I sometimes  do some processing on PDFs if I think they are important, or I want to read them more conveniently.  I was trying to explain my techniques to my students, recently, and I realized that I use a mixture of tools that are not at all obvious or easy to explain to someone not familiar with Unix.
So I'm going to write down here what I do, so that at least the information is available in one place.  I assume a general knowledge of Linux and an ability to work with command-line commands.

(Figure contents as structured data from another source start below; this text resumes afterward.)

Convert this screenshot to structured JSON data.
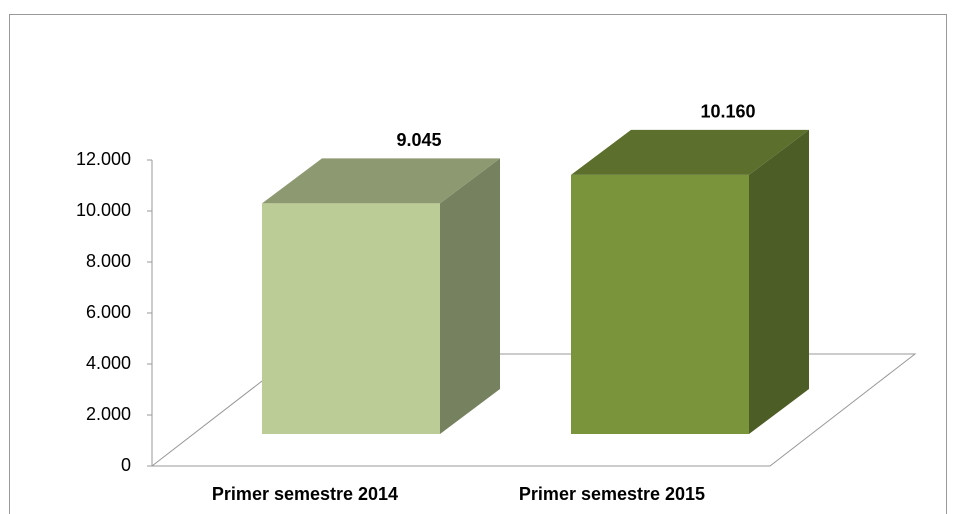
{
  "chart_data": {
    "type": "bar3d",
    "categories": [
      "Primer semestre 2014",
      "Primer semestre 2015"
    ],
    "values": [
      9045,
      10160
    ],
    "value_labels": [
      "9.045",
      "10.160"
    ],
    "colors": [
      "#bccc96",
      "#7a943c"
    ],
    "ylim": [
      0,
      12000
    ],
    "yticks": [
      0,
      {
        "value": 2000,
        "label": "2.000"
      },
      {
        "value": 4000,
        "label": "4.000"
      },
      {
        "value": 6000,
        "label": "6.000"
      },
      {
        "value": 8000,
        "label": "8.000"
      },
      {
        "value": 10000,
        "label": "10.000"
      },
      {
        "value": 12000,
        "label": "12.000"
      }
    ]
  }
}
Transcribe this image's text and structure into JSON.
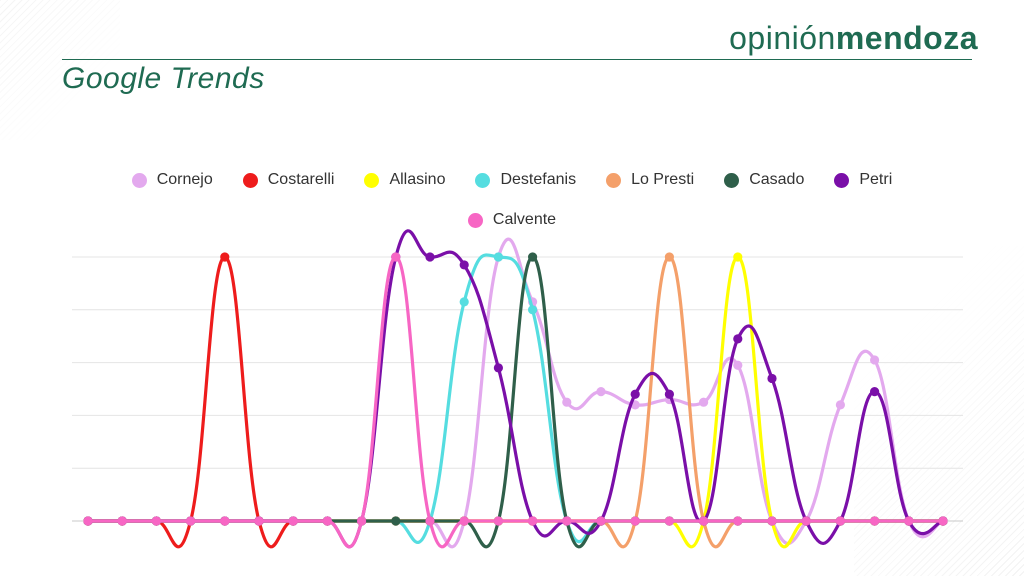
{
  "header": {
    "brand_light": "opinión",
    "brand_bold": "mendoza",
    "title": "Google Trends",
    "accent_color": "#1f6b52"
  },
  "chart_data": {
    "type": "line",
    "title": "Google Trends",
    "xlabel": "",
    "ylabel": "",
    "ylim": [
      0,
      100
    ],
    "grid": true,
    "legend_position": "top",
    "x": [
      0,
      1,
      2,
      3,
      4,
      5,
      6,
      7,
      8,
      9,
      10,
      11,
      12,
      13,
      14,
      15,
      16,
      17,
      18,
      19,
      20,
      21,
      22,
      23,
      24,
      25
    ],
    "series": [
      {
        "name": "Cornejo",
        "color": "#e3a9ee",
        "values": [
          0,
          0,
          0,
          0,
          0,
          0,
          0,
          0,
          0,
          0,
          0,
          0,
          100,
          83,
          45,
          49,
          44,
          46,
          45,
          59,
          0,
          0,
          44,
          61,
          0,
          0
        ]
      },
      {
        "name": "Costarelli",
        "color": "#ee1c1c",
        "values": [
          0,
          0,
          0,
          0,
          100,
          0,
          0,
          0,
          0,
          0,
          0,
          0,
          0,
          0,
          0,
          0,
          0,
          0,
          0,
          0,
          0,
          0,
          0,
          0,
          0,
          0
        ]
      },
      {
        "name": "Allasino",
        "color": "#ffff00",
        "values": [
          0,
          0,
          0,
          0,
          0,
          0,
          0,
          0,
          0,
          0,
          0,
          0,
          0,
          0,
          0,
          0,
          0,
          0,
          0,
          100,
          0,
          0,
          0,
          0,
          0,
          0
        ]
      },
      {
        "name": "Destefanis",
        "color": "#55dde0",
        "values": [
          0,
          0,
          0,
          0,
          0,
          0,
          0,
          0,
          0,
          0,
          0,
          83,
          100,
          80,
          0,
          0,
          0,
          0,
          0,
          0,
          0,
          0,
          0,
          0,
          0,
          0
        ]
      },
      {
        "name": "Lo Presti",
        "color": "#f4a06a",
        "values": [
          0,
          0,
          0,
          0,
          0,
          0,
          0,
          0,
          0,
          0,
          0,
          0,
          0,
          0,
          0,
          0,
          0,
          100,
          0,
          0,
          0,
          0,
          0,
          0,
          0,
          0
        ]
      },
      {
        "name": "Casado",
        "color": "#2f5f4a",
        "values": [
          0,
          0,
          0,
          0,
          0,
          0,
          0,
          0,
          0,
          0,
          0,
          0,
          0,
          100,
          0,
          0,
          0,
          0,
          0,
          0,
          0,
          0,
          0,
          0,
          0,
          0
        ]
      },
      {
        "name": "Petri",
        "color": "#7a0fa8",
        "values": [
          0,
          0,
          0,
          0,
          0,
          0,
          0,
          0,
          0,
          100,
          100,
          97,
          58,
          0,
          0,
          0,
          48,
          48,
          0,
          69,
          54,
          0,
          0,
          49,
          0,
          0
        ]
      },
      {
        "name": "Calvente",
        "color": "#f766c4",
        "values": [
          0,
          0,
          0,
          0,
          0,
          0,
          0,
          0,
          0,
          100,
          0,
          0,
          0,
          0,
          0,
          0,
          0,
          0,
          0,
          0,
          0,
          0,
          0,
          0,
          0,
          0
        ]
      }
    ]
  }
}
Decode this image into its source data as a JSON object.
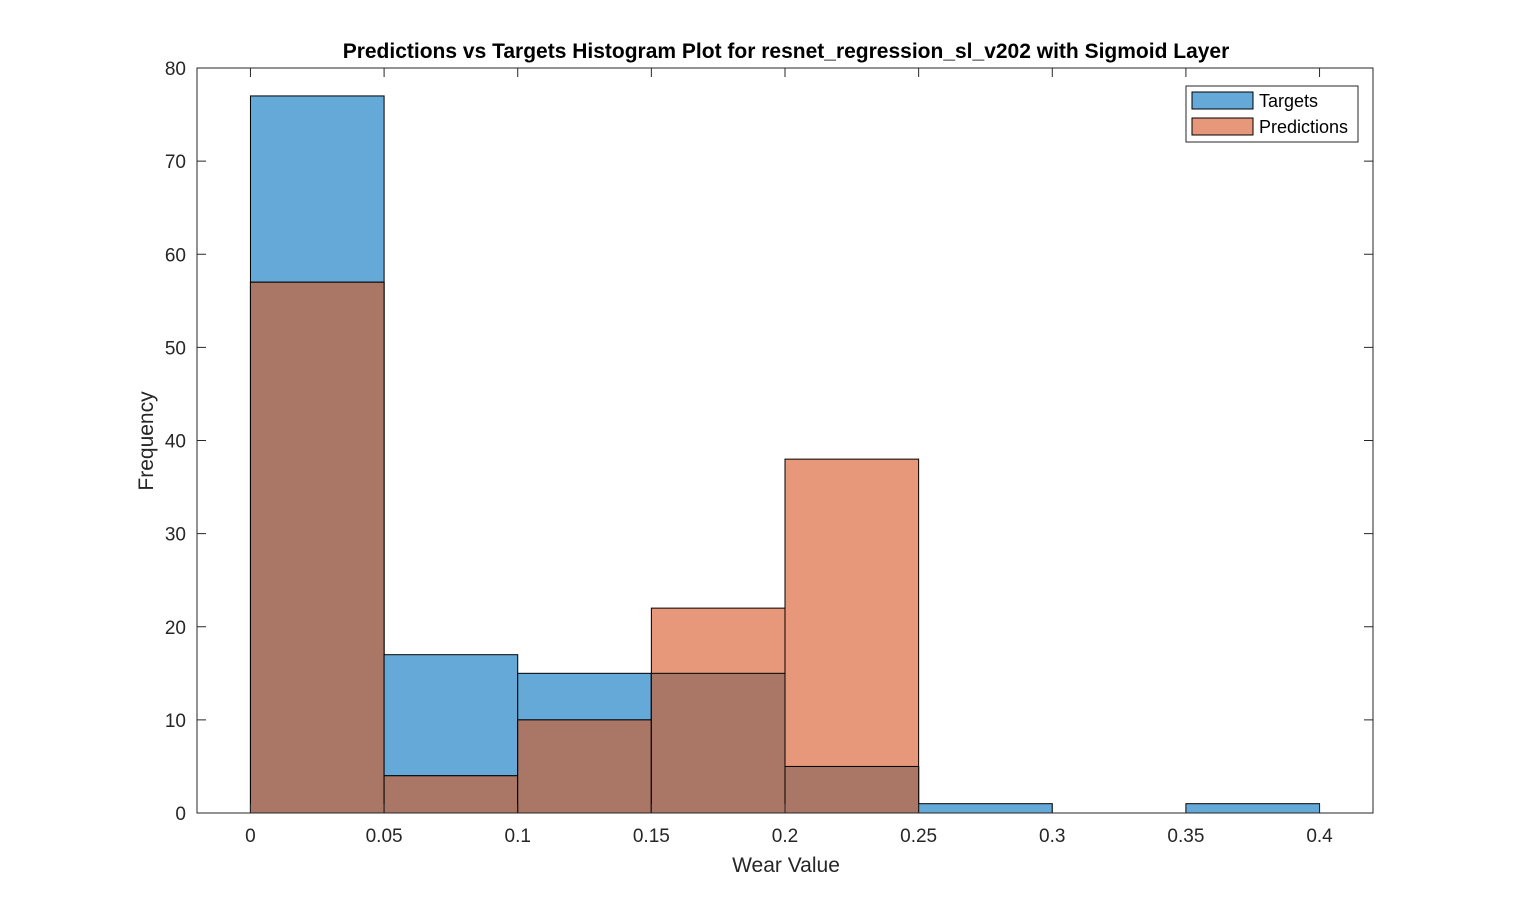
{
  "chart_data": {
    "type": "bar",
    "title": "Predictions vs Targets Histogram Plot for resnet_regression_sl_v202 with Sigmoid Layer",
    "xlabel": "Wear Value",
    "ylabel": "Frequency",
    "xlim": [
      -0.02,
      0.42
    ],
    "ylim": [
      0,
      80
    ],
    "xticks": [
      "0",
      "0.05",
      "0.1",
      "0.15",
      "0.2",
      "0.25",
      "0.3",
      "0.35",
      "0.4"
    ],
    "yticks": [
      "0",
      "10",
      "20",
      "30",
      "40",
      "50",
      "60",
      "70",
      "80"
    ],
    "grid": false,
    "legend_position": "top-right",
    "series": [
      {
        "name": "Targets",
        "color": "#0072BD",
        "fill_color": "#64A9D8",
        "bin_edges": [
          0,
          0.05,
          0.1,
          0.15,
          0.2,
          0.25,
          0.3,
          0.35,
          0.4
        ],
        "counts": [
          77,
          17,
          15,
          15,
          5,
          1,
          0,
          1
        ]
      },
      {
        "name": "Predictions",
        "color": "#D95319",
        "fill_color": "#E8987A",
        "bin_edges": [
          0,
          0.05,
          0.1,
          0.15,
          0.2,
          0.25
        ],
        "counts": [
          57,
          4,
          10,
          22,
          38
        ]
      }
    ],
    "overlap_color": "#AA7767"
  }
}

If I receive a PDF that is a scanned book, with 1 PDF page = one book opening, I want to chop it up so that 1 PDF page = 1 book page.
  • make a working directory
  • use pdftk to unpack the PDF into one file per page:
    > pdftk foobar.pdf burst
  • I now have a directory full of one-page PDFs.  Nice.
  • convert them into jpegs using pdf2jpegs, a shell script that I wrote that contains this text:
    #!/bin/bash
    # convert a directory full of pdfs into jpegs
    for i in *.pdf; do pdftoppm -jpeg -r 400 "$i" >"$i.jpg"; done
  • I now have a directory full of jpegs, one jpeg per page.
  • Start the utility scan-tailor and use it to
    • separate left and right pages into separate files
    • straighten the pages
    • select the text area of each page
    • create a margin around the text
    • finally, write out the resulting new pages
     
  • I now have a directory (../out) full of TIFF files, one page per file, smart.
  •  Combine the TIFFs into a single PDF using my shell script tiffs2pdf:
    #!/bin/bash
    # Create a PDF file from all the .tiff files in the current directory.
    # The argument provides the name of the output file (with .pdf appended).
    echo "Created a PDF from a directory full of .tif files"
    echo "Single argument - the filename of the output PDF (no .pdf extension)"
    tiffcp *.tif "/tmp/${1}.tiff"
    tiff2pdf "/tmp/${1}.tiff" > "${1}.pdf"
    echo "Created ${1}.pdf"
    rm "/tmp/${1}.tiff"
    echo "Removed temporary file /tmp/${1}.tiff"

    # thanks to http://ubuntuforums.org/showthread.php?t=155628
     
  • I now have a nice PDF that has one smart page per PDF page. 
  • If I want it OCRed, then I usually use Adobe Acrobat, a commercial program. But if I'm uploading to Archive.org, that isn't necessary because Archive.org does the OCR work using Abbyy.


That's all, folks!